Conheça os sites que ajudam a fiscalizar os gastos públicos

Com a ajuda da tecnologia, cidadãos podem acompanhar como o dinheiro municipal é gasto

Quanto a sua prefeitura desembolsa para pagar a empresa que varre as ruas do município? Quanto as outras empresas cobraram para fazer o mesmo serviço? Qual é o valor gasto mensalmente pelo gabinete do prefeito em papel? Quantas cópias são tiradas todos os meses a partir das impressoras nas repartições públicas?
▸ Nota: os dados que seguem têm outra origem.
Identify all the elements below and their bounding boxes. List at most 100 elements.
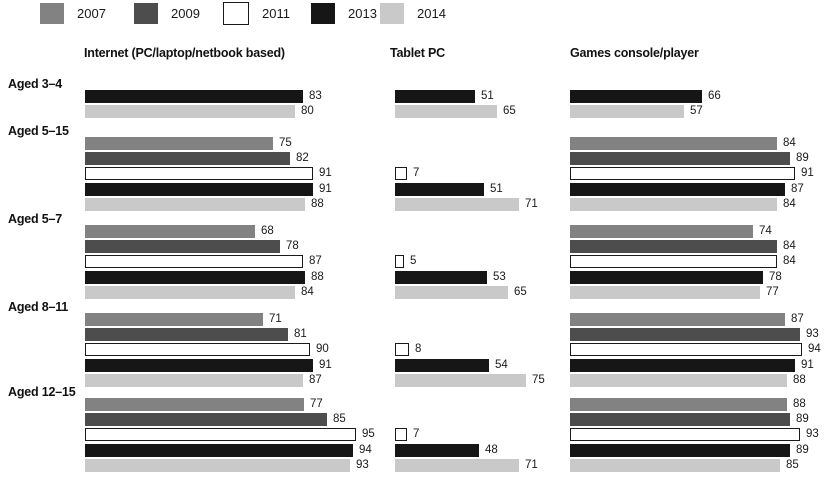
bar-internet-2014	[85, 374, 303, 387]
bar-value-label: 7	[413, 167, 420, 179]
legend-item-2014: 2014	[380, 2, 446, 24]
legend-swatch-2014	[380, 2, 404, 24]
bar-value-label: 57	[690, 105, 703, 117]
legend-swatch-2013	[311, 2, 335, 24]
bar-tablet-2014	[395, 374, 526, 387]
legend-swatch-2009	[134, 2, 158, 24]
bar-value-label: 77	[766, 286, 779, 298]
bar-games-2013	[570, 90, 702, 103]
bar-internet-2013	[85, 271, 305, 284]
bar-value-label: 89	[796, 444, 809, 456]
bar-value-label: 51	[481, 90, 494, 102]
bar-value-label: 65	[514, 286, 527, 298]
bar-value-label: 91	[319, 359, 332, 371]
bar-value-label: 71	[269, 313, 282, 325]
legend-label: 2009	[171, 5, 200, 21]
bar-tablet-2014	[395, 105, 497, 118]
column-header-internet: Internet (PC/laptop/netbook based)	[84, 46, 285, 60]
bar-games-2013	[570, 359, 795, 372]
bar-value-label: 48	[485, 444, 498, 456]
bar-games-2014	[570, 286, 760, 299]
bar-tablet-2013	[395, 271, 487, 284]
bar-value-label: 87	[791, 313, 804, 325]
bar-tablet-2011	[395, 167, 407, 180]
bar-value-label: 74	[759, 225, 772, 237]
bar-value-label: 91	[319, 183, 332, 195]
age-group-label: Aged 8–11	[8, 300, 69, 314]
bar-internet-2014	[85, 198, 305, 211]
legend-label: 2011	[262, 5, 290, 21]
bar-value-label: 90	[316, 343, 329, 355]
bar-value-label: 94	[808, 343, 821, 355]
legend-swatch-2007	[40, 2, 64, 24]
bar-value-label: 83	[309, 90, 322, 102]
legend-label: 2007	[77, 5, 106, 21]
bar-value-label: 71	[525, 459, 538, 471]
bar-internet-2009	[85, 152, 290, 165]
bar-value-label: 88	[793, 374, 806, 386]
bar-value-label: 87	[791, 183, 804, 195]
bar-internet-2007	[85, 225, 255, 238]
bar-games-2009	[570, 152, 790, 165]
bar-value-label: 89	[796, 152, 809, 164]
bar-value-label: 85	[786, 459, 799, 471]
bar-tablet-2011	[395, 428, 407, 441]
bar-games-2007	[570, 137, 777, 150]
bar-internet-2013	[85, 444, 353, 457]
bar-tablet-2013	[395, 90, 475, 103]
bar-value-label: 84	[783, 137, 796, 149]
bar-value-label: 91	[319, 167, 332, 179]
legend-item-2009: 2009	[134, 2, 200, 24]
bar-value-label: 82	[296, 152, 309, 164]
bar-internet-2009	[85, 413, 327, 426]
bar-games-2011	[570, 167, 795, 180]
bar-games-2014	[570, 198, 777, 211]
age-group-label: Aged 3–4	[8, 77, 62, 91]
bar-value-label: 5	[410, 255, 417, 267]
bar-tablet-2011	[395, 343, 409, 356]
legend-label: 2013	[348, 5, 377, 21]
legend-swatch-2011	[223, 1, 249, 25]
legend-label: 2014	[417, 5, 446, 21]
bar-internet-2009	[85, 240, 280, 253]
bar-games-2009	[570, 240, 777, 253]
bar-games-2007	[570, 398, 787, 411]
bar-internet-2013	[85, 183, 313, 196]
bar-value-label: 75	[532, 374, 545, 386]
bar-value-label: 81	[294, 328, 307, 340]
bar-value-label: 93	[806, 328, 819, 340]
bar-games-2014	[570, 459, 780, 472]
bar-internet-2009	[85, 328, 288, 341]
bar-tablet-2014	[395, 286, 508, 299]
age-group-label: Aged 12–15	[8, 385, 76, 399]
age-group-label: Aged 5–15	[8, 124, 69, 138]
bar-value-label: 71	[525, 198, 538, 210]
bar-value-label: 66	[708, 90, 721, 102]
bar-games-2013	[570, 271, 763, 284]
bar-value-label: 7	[413, 428, 420, 440]
bar-value-label: 88	[793, 398, 806, 410]
bar-value-label: 78	[286, 240, 299, 252]
bar-value-label: 93	[356, 459, 369, 471]
bar-internet-2011	[85, 167, 313, 180]
bar-internet-2014	[85, 105, 295, 118]
bar-value-label: 95	[362, 428, 375, 440]
bar-tablet-2014	[395, 198, 519, 211]
bar-value-label: 78	[769, 271, 782, 283]
bar-value-label: 91	[801, 167, 814, 179]
bar-value-label: 84	[783, 240, 796, 252]
column-header-games: Games console/player	[570, 46, 699, 60]
bar-internet-2007	[85, 313, 263, 326]
bar-value-label: 88	[311, 271, 324, 283]
bar-value-label: 65	[503, 105, 516, 117]
bar-games-2009	[570, 328, 800, 341]
bar-value-label: 75	[279, 137, 292, 149]
bar-tablet-2013	[395, 183, 484, 196]
bar-games-2013	[570, 444, 790, 457]
column-header-tablet: Tablet PC	[390, 46, 445, 60]
legend-item-2011: 2011	[223, 1, 290, 25]
bar-internet-2007	[85, 137, 273, 150]
bar-tablet-2011	[395, 255, 404, 268]
legend-item-2013: 2013	[311, 2, 377, 24]
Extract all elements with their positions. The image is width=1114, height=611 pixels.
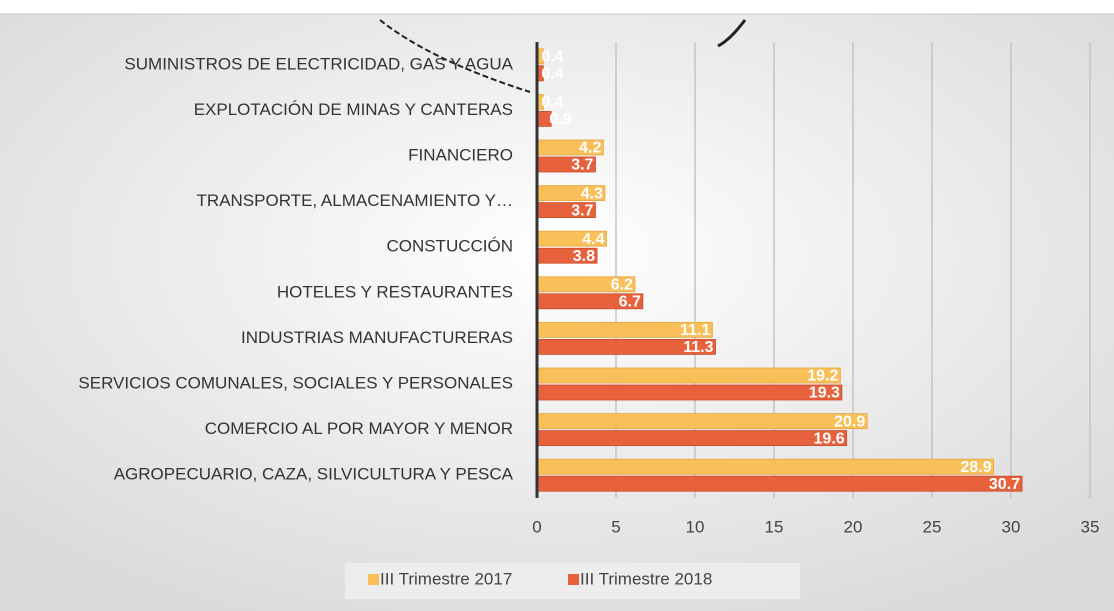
- x-tick-label: 30: [1002, 517, 1021, 536]
- value-label: 0.4: [541, 94, 563, 111]
- legend-label: III Trimestre 2018: [580, 569, 712, 588]
- value-label: 19.6: [814, 430, 845, 447]
- y-tick-label: HOTELES Y RESTAURANTES: [277, 282, 513, 301]
- decoration: [379, 19, 531, 93]
- value-label: 3.8: [573, 248, 595, 265]
- value-label: 4.3: [581, 185, 603, 202]
- bar: [536, 475, 1023, 492]
- value-label: 19.3: [809, 385, 840, 402]
- y-tick-label: FINANCIERO: [408, 145, 513, 164]
- x-tick-label: 25: [923, 517, 942, 536]
- value-label: 28.9: [960, 459, 991, 476]
- x-tick-label: 5: [611, 517, 620, 536]
- x-tick-label: 20: [844, 517, 863, 536]
- value-label: 19.2: [807, 368, 838, 385]
- value-label: 0.4: [541, 49, 563, 66]
- bar: [536, 430, 848, 447]
- value-label: 0.4: [541, 66, 563, 83]
- legend-swatch: [568, 574, 579, 585]
- y-tick-label: COMERCIO AL POR MAYOR Y MENOR: [205, 419, 513, 438]
- value-label: 4.2: [579, 140, 601, 157]
- value-label: 4.4: [582, 231, 604, 248]
- value-label: 6.7: [619, 294, 641, 311]
- y-tick-label: EXPLOTACIÓN DE MINAS Y CANTERAS: [194, 100, 513, 119]
- legend-label: III Trimestre 2017: [380, 569, 512, 588]
- bar: [536, 413, 868, 430]
- x-tick-label: 0: [532, 517, 541, 536]
- bar: [536, 384, 843, 401]
- value-label: 3.7: [571, 157, 593, 174]
- y-tick-label: SUMINISTROS DE ELECTRICIDAD, GAS Y AGUA: [124, 54, 513, 73]
- bar: [536, 367, 841, 384]
- value-label: 0.9: [549, 111, 571, 128]
- x-tick-label: 35: [1081, 517, 1100, 536]
- bar: [536, 458, 995, 475]
- value-label: 3.7: [571, 202, 593, 219]
- y-tick-label: CONSTUCCIÓN: [386, 237, 513, 256]
- background: [0, 14, 1114, 611]
- value-label: 11.1: [680, 322, 710, 339]
- decoration: [717, 19, 747, 48]
- x-tick-label: 10: [686, 517, 705, 536]
- legend-swatch: [368, 574, 379, 585]
- x-tick-label: 15: [765, 517, 784, 536]
- value-label: 11.3: [683, 339, 713, 356]
- y-tick-label: SERVICIOS COMUNALES, SOCIALES Y PERSONAL…: [78, 373, 513, 392]
- value-label: 6.2: [611, 277, 633, 294]
- value-label: 30.7: [989, 476, 1020, 493]
- value-label: 20.9: [834, 413, 865, 430]
- y-tick-label: AGROPECUARIO, CAZA, SILVICULTURA Y PESCA: [114, 465, 514, 484]
- y-tick-label: TRANSPORTE, ALMACENAMIENTO Y…: [197, 191, 513, 210]
- y-tick-label: INDUSTRIAS MANUFACTURERAS: [241, 328, 513, 347]
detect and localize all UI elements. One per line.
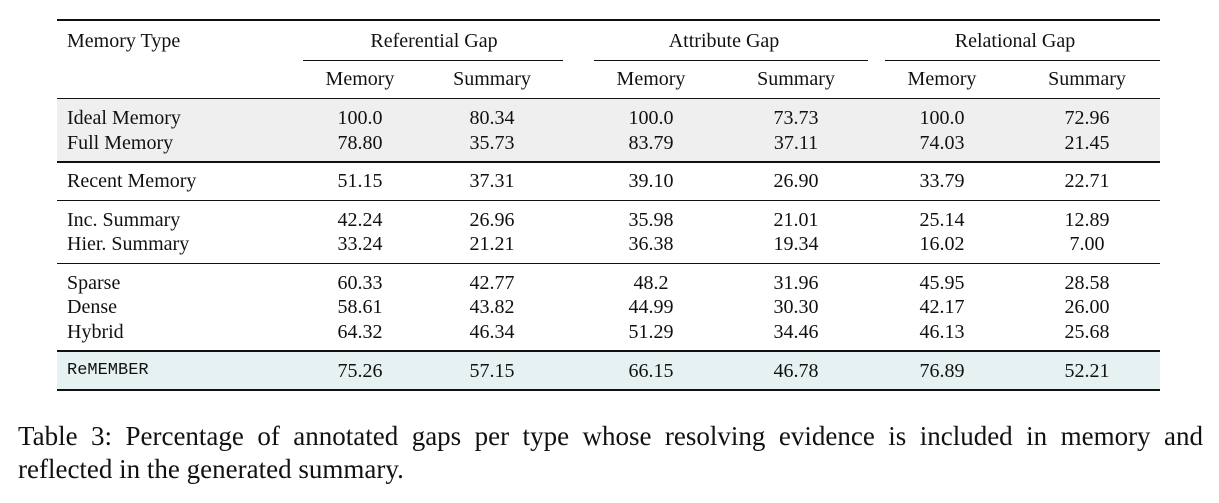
table-cell: 72.96: [1064, 107, 1110, 130]
table-cell: 46.13: [919, 320, 965, 343]
table-cell: 25.14: [919, 208, 965, 231]
header-cell: Memory Type: [67, 30, 181, 52]
column-header: Memory: [325, 68, 395, 90]
row-label: Ideal Memory: [67, 107, 181, 130]
table-cell: 35.73: [469, 131, 515, 154]
table-cell: 7.00: [1069, 233, 1105, 256]
table-cell: 26.90: [773, 170, 819, 193]
group-rule: [303, 60, 563, 61]
column-header: Memory: [907, 68, 977, 90]
table-cell: 100.0: [919, 107, 965, 130]
table-cell: 73.73: [773, 107, 819, 130]
table-caption: Table 3: Percentage of annotated gaps pe…: [18, 421, 1203, 484]
table-cell: 100.0: [628, 107, 674, 130]
table-cell: 21.01: [773, 208, 819, 231]
table-cell: 80.34: [469, 107, 515, 130]
table-cell: 33.79: [919, 170, 965, 193]
group-header: Referential Gap: [370, 30, 498, 52]
table-cell: 16.02: [919, 233, 965, 256]
table-cell: 22.71: [1064, 170, 1110, 193]
table-cell: 39.10: [628, 170, 674, 193]
column-header: Summary: [757, 68, 835, 90]
table-cell: 51.15: [337, 170, 383, 193]
table-rule: [57, 199, 1160, 201]
table-cell: 58.61: [337, 296, 383, 319]
table-cell: 12.89: [1064, 208, 1110, 231]
group-header: Attribute Gap: [668, 30, 780, 52]
table-cell: 64.32: [337, 320, 383, 343]
row-label: Inc. Summary: [67, 208, 181, 231]
group-header: Relational Gap: [954, 30, 1076, 52]
table-cell: 37.31: [469, 170, 515, 193]
table-cell: 25.68: [1064, 320, 1110, 343]
table-rule: [57, 98, 1160, 100]
table-cell: 44.99: [628, 296, 674, 319]
table-cell: 66.15: [628, 360, 674, 383]
table-cell: 74.03: [919, 131, 965, 154]
column-header: Summary: [1048, 68, 1126, 90]
row-label: Recent Memory: [67, 170, 197, 193]
row-label: Hier. Summary: [67, 233, 190, 256]
table-rule: [57, 161, 1160, 163]
row-label: ReMEMBER: [67, 361, 149, 381]
table-cell: 100.0: [337, 107, 383, 130]
table-cell: 19.34: [773, 233, 819, 256]
table-cell: 76.89: [919, 360, 965, 383]
table-cell: 36.38: [628, 233, 674, 256]
row-label: Full Memory: [67, 131, 174, 154]
table-cell: 42.17: [919, 296, 965, 319]
table-rule: [57, 350, 1160, 352]
table-cell: 30.30: [773, 296, 819, 319]
table-cell: 83.79: [628, 131, 674, 154]
table-cell: 42.24: [337, 208, 383, 231]
table-cell: 51.29: [628, 320, 674, 343]
table-rule: [57, 262, 1160, 264]
column-header: Summary: [453, 68, 531, 90]
table-cell: 46.78: [773, 360, 819, 383]
table-cell: 33.24: [337, 233, 383, 256]
table-cell: 46.34: [469, 320, 515, 343]
group-rule: [594, 60, 868, 61]
table-cell: 48.2: [633, 271, 669, 294]
table-cell: 26.00: [1064, 296, 1110, 319]
row-label: Sparse: [67, 271, 121, 294]
table-cell: 78.80: [337, 131, 383, 154]
column-header: Memory: [616, 68, 686, 90]
row-shading: [57, 99, 1160, 161]
table-cell: 42.77: [469, 271, 515, 294]
table-cell: 28.58: [1064, 271, 1110, 294]
table-cell: 35.98: [628, 208, 674, 231]
table-cell: 75.26: [337, 360, 383, 383]
table-cell: 52.21: [1064, 360, 1110, 383]
table-cell: 37.11: [773, 131, 819, 154]
table-cell: 21.21: [469, 233, 515, 256]
table-cell: 43.82: [469, 296, 515, 319]
table-cell: 57.15: [469, 360, 515, 383]
table-cell: 31.96: [773, 271, 819, 294]
table-cell: 45.95: [919, 271, 965, 294]
row-label: Hybrid: [67, 320, 124, 343]
table-cell: 60.33: [337, 271, 383, 294]
table-rule: [57, 388, 1160, 391]
row-shading: [57, 352, 1160, 389]
table-cell: 21.45: [1064, 131, 1110, 154]
row-label: Dense: [67, 296, 117, 319]
table-cell: 34.46: [773, 320, 819, 343]
table-rule: [57, 19, 1160, 21]
group-rule: [885, 60, 1160, 61]
table-cell: 26.96: [469, 208, 515, 231]
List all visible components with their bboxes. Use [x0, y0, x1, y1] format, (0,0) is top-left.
Quanto é o salário de um secretário municipal? Quais são os preços pagos pelo café, pela aguá mineral ou pelo clips de papel?

Talvez você não tenha todas estas respostas (a menos que seja você o responsável pelo setor de compras da cidade), mas você já deve saber que é seu direito obter todas essas informações de forma clara, atualizada e de fácil acesso por meio do site do seu município. São os Portais da Transparência, criados a partir da Lei de Acesso à informação  e da Transparência, e regulamentado por meio de leis municipais específicas.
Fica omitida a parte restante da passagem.